President Obama speaks about health care Friday at a community college in Ohio.
President Obama speaks about health care Friday at a community college in Ohio.
  • President tells Ohio crowd about challenges of pushing legislation through
  • He cites lobbyists, "partisan politics aimed at exploiting fears"
  • The longer it's taken, the uglier the process has looked, he says
  • Obama vows to keep fighting for health care reform, other items on agenda

Elyria, Ohio (CNN) -- President Obama admitted Friday that he has run into a "buzz saw" in the yearlong health care debate.

The president, in remarks delivered at a community college, accentuated his recent populist tone, promising to continue fighting for health care legislation and other domestic priorities.

"Here's the good news: We've gotten pretty far down the road.
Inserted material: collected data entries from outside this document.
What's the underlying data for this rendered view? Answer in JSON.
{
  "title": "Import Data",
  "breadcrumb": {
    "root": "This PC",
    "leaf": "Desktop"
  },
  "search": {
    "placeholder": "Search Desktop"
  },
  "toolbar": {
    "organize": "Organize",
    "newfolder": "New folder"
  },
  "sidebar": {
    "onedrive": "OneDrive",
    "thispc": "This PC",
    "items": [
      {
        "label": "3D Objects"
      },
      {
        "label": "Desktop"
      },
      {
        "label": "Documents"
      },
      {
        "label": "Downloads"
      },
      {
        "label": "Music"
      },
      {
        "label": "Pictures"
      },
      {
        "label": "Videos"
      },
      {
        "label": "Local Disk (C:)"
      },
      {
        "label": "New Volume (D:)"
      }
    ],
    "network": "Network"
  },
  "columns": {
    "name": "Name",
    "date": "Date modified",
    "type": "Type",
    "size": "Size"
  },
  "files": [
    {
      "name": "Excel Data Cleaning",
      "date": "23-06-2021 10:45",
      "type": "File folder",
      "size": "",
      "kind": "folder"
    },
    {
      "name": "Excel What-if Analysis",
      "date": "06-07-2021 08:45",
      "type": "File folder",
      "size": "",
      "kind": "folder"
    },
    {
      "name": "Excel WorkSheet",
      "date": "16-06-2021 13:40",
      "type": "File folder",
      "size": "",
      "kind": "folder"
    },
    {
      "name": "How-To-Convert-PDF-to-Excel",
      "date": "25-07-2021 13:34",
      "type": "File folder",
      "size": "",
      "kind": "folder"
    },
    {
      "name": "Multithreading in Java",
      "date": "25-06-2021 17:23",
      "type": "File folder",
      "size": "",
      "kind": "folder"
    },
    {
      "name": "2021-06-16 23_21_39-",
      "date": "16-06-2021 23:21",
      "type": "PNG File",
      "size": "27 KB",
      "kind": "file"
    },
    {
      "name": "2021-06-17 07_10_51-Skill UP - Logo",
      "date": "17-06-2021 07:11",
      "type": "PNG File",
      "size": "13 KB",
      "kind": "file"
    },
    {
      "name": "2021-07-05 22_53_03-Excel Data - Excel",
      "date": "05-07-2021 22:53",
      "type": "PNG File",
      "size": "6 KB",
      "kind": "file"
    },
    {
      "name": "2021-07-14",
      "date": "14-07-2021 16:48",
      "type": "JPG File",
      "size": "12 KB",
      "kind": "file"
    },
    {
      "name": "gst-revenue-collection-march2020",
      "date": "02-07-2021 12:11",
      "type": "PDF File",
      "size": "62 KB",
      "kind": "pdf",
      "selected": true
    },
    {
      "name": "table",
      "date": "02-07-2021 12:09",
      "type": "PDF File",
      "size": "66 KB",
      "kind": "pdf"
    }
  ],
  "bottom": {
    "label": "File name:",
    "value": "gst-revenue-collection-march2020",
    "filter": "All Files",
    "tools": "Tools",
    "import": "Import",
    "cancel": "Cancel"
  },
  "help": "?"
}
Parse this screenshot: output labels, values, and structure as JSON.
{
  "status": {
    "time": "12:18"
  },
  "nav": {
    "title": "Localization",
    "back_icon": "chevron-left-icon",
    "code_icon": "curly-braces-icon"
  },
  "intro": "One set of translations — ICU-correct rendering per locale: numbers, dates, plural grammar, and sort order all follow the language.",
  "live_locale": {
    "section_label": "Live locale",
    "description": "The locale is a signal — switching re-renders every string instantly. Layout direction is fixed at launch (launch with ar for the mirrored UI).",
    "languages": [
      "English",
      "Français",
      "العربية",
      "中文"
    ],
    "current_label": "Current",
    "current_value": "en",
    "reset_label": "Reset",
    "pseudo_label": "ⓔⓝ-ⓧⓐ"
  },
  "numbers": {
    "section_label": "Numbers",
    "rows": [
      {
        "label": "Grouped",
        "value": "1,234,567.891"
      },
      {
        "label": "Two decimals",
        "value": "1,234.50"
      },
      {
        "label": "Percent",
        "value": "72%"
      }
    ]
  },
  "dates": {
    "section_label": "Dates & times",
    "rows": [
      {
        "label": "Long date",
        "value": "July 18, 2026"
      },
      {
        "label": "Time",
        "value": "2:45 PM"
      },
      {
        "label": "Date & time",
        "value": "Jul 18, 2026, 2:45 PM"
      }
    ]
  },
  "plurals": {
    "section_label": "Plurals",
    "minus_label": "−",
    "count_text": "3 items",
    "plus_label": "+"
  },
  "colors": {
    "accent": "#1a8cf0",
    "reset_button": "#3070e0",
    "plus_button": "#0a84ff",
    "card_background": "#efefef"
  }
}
But I've got to admit we've had a little bit of a buzz saw this week," Obama said at Lorain County Community College near Cleveland, Ohio.

"You are running headlong into special interests and armies of lobbyists and partisan politics that's aimed at exploiting fears instead of getting things done," he said. "And then you've got ads that are scaring the bejeezus out of everybody. And the longer it takes, the uglier it looks.

"So I understand why people would say, 'Boy, this is -- I'm not so sure about this.' Even though they know that what they've got isn't working."

Obama acknowledged the political disruption caused by Massachusetts GOP state Sen. Scott Brown's upset win Tuesday to fill Ted Kennedy's U.S. Senate seat.

Brown's win stripped Democrats of their 60-vote Senate supermajority, giving Republicans enough votes to block key parts of Obama's legislative agenda.

"I understand why after the Massachusetts election people in Washington were all in a tizzy trying to figure out what this means for health reform, Republicans and Democrats -- What does it mean for Obama? Is he weakened? Oh, how is he going to survive this? That's what they do," he said.

"I want you to understand -- this is not about me. This is not about me. This is about you."

He said he didn't take up health care reform to score political points.

"Believe me, if I were (trying to do that), I would have picked something a lot easier than this," he said.